Llueven bombas junto al Mediterráneo. Qué contraste tan espectacular y tan singular el que ofrece un mar tan hermoso, y tan pacífico, en el que se refleja de forma cristalina todo lo que puede provocar la ira humana. El odio que lo mueve todo y que convierte a los palestinos de Hamás en asesinos. El rencor ante el daño y la humillación sufridas, que transforma a los militares israelíes en máquinas de matar.
Resulta sencillo odiar a quienes masacraron a cientos de ciudadanos de una forma aterradora en los kibutz cercanos a Gaza o a los jóvenes que bailaban en el festival Supernova. También resulta sencillo sentir repugnancia y desolación mientras esperas, sin poder hacer mucho más, a que los israelíes destruyan, sumidos en la furia de su venganza, barrios enteros del territorio palestino que muchos consideran la cárcel al aire libre más grande del mundo.
Pero lo primero sucedió, y supuso un baño de sangre macabro y colosal. Nunca debió ocurrir, resulta injustificable desde cualquier punto de vista mínimamente humano, pero tampoco sucedió gratuitamente. Lo segundo está ocurriendo ahora mismo. Mientras escribo, mientras lees. Esta casi increíble ola de muerte, de odio, solo va a crecer y, desafortunadamente, va a hacerlo exponencialmente en los próximos días y semanas. No se conocen los límites potenciales de esta nueva guerra en un viejo conflicto que, en esta ocasión, supera todas las líneas rojas. Ya no hay normas, ya no hay respeto a nada, y mucho menos a los derechos humanos que hace tiempo que los han hecho desaparecer del territorio que se disputan palestinos e israelíes.

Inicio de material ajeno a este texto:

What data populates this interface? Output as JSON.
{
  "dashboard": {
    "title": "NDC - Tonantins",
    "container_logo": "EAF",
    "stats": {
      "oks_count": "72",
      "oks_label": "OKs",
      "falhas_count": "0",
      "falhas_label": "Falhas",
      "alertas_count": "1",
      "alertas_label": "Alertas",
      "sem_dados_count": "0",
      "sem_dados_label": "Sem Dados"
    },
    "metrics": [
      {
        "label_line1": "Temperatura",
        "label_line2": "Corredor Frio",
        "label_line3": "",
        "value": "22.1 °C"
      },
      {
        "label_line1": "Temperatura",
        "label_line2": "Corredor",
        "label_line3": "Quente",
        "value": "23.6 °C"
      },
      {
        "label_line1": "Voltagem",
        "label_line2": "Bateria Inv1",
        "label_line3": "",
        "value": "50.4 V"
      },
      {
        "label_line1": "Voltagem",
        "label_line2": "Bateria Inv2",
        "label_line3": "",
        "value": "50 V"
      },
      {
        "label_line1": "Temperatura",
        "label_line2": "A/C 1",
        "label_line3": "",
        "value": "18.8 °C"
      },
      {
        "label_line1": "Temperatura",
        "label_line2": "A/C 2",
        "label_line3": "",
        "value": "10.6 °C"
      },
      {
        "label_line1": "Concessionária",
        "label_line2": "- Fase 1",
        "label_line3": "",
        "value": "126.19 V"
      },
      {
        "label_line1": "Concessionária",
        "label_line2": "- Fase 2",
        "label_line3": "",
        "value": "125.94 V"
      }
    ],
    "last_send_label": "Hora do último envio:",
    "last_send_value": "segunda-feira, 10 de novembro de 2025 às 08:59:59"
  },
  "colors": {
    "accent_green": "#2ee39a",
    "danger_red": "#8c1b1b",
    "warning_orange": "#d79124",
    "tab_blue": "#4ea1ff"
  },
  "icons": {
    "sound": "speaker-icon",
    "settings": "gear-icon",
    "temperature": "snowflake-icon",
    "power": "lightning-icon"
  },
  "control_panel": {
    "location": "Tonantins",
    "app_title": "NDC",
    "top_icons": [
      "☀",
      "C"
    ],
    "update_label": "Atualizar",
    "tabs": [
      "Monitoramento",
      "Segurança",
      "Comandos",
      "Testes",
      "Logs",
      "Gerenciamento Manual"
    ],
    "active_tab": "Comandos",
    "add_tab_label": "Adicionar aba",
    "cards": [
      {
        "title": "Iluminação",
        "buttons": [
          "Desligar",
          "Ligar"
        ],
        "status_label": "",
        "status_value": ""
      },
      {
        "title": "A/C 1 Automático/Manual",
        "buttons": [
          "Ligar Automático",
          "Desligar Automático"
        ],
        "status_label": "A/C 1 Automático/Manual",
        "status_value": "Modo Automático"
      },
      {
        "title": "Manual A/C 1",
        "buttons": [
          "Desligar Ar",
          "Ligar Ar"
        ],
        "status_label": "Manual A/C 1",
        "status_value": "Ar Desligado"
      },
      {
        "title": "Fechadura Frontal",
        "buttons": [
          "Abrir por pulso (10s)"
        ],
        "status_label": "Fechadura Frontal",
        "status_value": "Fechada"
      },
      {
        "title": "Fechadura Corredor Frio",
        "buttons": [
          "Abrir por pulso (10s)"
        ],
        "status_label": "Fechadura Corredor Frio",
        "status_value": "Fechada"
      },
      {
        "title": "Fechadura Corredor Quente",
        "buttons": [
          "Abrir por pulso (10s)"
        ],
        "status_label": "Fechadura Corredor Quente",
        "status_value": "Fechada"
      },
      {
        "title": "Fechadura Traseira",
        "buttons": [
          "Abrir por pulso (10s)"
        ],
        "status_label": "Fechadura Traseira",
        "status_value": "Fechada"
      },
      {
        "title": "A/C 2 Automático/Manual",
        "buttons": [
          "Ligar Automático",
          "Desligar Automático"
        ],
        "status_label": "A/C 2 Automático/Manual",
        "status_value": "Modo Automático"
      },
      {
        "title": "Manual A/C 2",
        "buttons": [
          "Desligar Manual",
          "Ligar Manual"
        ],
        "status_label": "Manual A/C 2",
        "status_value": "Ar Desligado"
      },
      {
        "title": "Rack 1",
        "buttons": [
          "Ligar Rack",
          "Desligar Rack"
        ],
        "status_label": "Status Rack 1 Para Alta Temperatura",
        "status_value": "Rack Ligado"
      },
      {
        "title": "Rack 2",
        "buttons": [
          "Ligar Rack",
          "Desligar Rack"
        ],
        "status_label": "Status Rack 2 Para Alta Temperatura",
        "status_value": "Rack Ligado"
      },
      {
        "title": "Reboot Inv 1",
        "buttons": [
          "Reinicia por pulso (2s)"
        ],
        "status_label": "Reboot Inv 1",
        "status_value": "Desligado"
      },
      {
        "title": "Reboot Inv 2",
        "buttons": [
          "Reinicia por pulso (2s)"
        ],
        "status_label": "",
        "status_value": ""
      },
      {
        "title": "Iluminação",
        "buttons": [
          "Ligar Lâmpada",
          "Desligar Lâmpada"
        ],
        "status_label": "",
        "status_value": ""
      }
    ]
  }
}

Pero no es tanto la lucha por el territorio, sino la interpretación más fanática de la religión, el elemento que permite a decenas de milicianos superar muros inteligentes en parapente, o en motocicletas, y asesinar bebés o acribillar familias. Los israelíes, consternados por la matanza y sometidos a la frágil sombra de sus secuestrados en las esquinas más sensibles de su mente, no han parado en su ánimo de hacer todavía más caótica y comprometida la vida en esa franja junto al mar. Ese lugar sembrado de túneles subterráneos en los que es factible defenderse, pero imposible escapar.
Como ocurre siempre, los responsables de estas decisiones no sufrirán en su carne lo que hacen pasar a sus compatriotas. Como escribió el músico californiano Jackson Browne en su canción protesta más poderosa, Lives in the Balance, “puedes contar con ellos para que nos digan quienes son nuestros enemigos/ pero ellos nunca son los que combaten o los que mueren”.
El horizonte junto al Mediterráneo gazadí sucumbe ante una última muestra inclasificable de estupidez humana envuelta en una espiral de violencia con escasos precedentes que conduce a un solo lugar que, este sí, habitan unos y otros indiscriminadamente: la miseria, también la espiritual, más absoluta.